Johns Hopkins University (complete)
E-cadherin Promotes Metastasis in Invasive Ductal Breast Cancer
Principal Investigator
Joel S. Bader, Ph.D.
Contact
Joel Bader (computational methods)
Andrew Ewald (wet-lab methods)
Reference
Padmanaban et al. (Nature, 2019)
Data
The CTD2 scientists at Johns Hopkins University showed that loss of E-cadherin increased invasion and dissemination and reduced metastatic potential in invasive ductal carcinoma models, suggesting context-dependent roles for the protein.
Experimental Approaches
Genetic studies were conducted in the MMTV-PyMT and C3(1)-Tag invasive ductal carcinoma (IDC) mouse models, as well as a TNBC PDX model. The molecular basis of reduced metastasis in E-cad- tumors were investigated by comparing the transcriptomes (RNA-seq data) of adeno-Cre-treated MMTV-PyMT; Cdh1+/+ and MMTV-PyMT; Cdh1fl/fl organoids. The next-generation RNA-seq data is available from NCBI Gene Expression Omnibus with accession number GSE114011. Differential gene expression analysis data and a semi-custom code for RNA-seq analysis is made available through GitHub.
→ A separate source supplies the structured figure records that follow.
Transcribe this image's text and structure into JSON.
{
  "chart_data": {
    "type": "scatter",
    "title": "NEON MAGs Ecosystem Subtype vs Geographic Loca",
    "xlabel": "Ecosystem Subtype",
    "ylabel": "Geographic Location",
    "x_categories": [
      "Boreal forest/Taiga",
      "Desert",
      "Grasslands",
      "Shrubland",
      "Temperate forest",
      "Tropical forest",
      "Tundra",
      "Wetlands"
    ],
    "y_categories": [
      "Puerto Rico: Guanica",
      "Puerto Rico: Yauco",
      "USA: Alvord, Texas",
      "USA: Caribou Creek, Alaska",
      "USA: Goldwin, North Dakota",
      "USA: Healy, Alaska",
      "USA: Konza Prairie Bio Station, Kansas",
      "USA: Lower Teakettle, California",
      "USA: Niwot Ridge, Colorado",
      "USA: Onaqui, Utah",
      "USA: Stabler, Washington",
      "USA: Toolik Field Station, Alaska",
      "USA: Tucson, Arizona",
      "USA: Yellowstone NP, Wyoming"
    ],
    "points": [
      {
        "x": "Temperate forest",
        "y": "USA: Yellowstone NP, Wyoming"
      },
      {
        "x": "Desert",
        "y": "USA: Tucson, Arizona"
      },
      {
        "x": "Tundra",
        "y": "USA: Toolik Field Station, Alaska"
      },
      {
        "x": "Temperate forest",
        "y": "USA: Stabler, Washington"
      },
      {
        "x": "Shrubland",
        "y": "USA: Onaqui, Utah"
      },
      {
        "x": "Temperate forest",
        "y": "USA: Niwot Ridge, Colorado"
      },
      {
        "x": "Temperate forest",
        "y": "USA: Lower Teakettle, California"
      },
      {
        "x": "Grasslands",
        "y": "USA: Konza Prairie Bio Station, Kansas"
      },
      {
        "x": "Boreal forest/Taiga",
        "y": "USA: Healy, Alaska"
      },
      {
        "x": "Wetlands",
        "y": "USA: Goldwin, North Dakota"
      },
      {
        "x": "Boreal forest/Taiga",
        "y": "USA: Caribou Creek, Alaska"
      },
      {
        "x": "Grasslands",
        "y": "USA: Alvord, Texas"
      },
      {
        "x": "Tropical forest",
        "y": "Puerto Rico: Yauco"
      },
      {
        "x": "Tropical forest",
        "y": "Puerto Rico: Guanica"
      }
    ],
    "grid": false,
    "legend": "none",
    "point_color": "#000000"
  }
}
Organoid Spectral Invasion and Population Genetics
Principal Investigator
Joel S. Bader, Ph.D.
Contact
Joel Bader
Reference
Padmanaban et al. (PLoS Comput Biol., 2020)
Data
CTD2 scientists at the Johns Hopkins University adapted population genetics methods that compare the most extreme siblings in a family to study invasiveness of organoids generated from the same patient. This method could be used for better power to detect the molecular mechanisms of breast cancer metastasis.
Experimental Approaches
Tumor invasiveness and metastasis risk vary between individuals, and even within a single tumor vary between different regions and cells. Although variation within a tumor introduces clinical challenges, it can also enable within-tumor statistical tests that are powerful because they subtract each patient’s individual background. Organoids are used as a model system to probe variation in invasiveness between tumors and within tumors. Invasiveness itself is quantified through spectral analysis of the organoid boundary.
A variance components model estimates that between-tumor variation contributes 28% of organoid-to-organoid variation in invasiveness, and within-tumor variation contributes the remaining 72%. Thus, individual organoids are close to independent observations, and, for example, a study of 100 tumors each generating 1000 organoids may have similar power to a bulk study of 10,000 to 100,000 individuals. All data and methods are available at GitHub.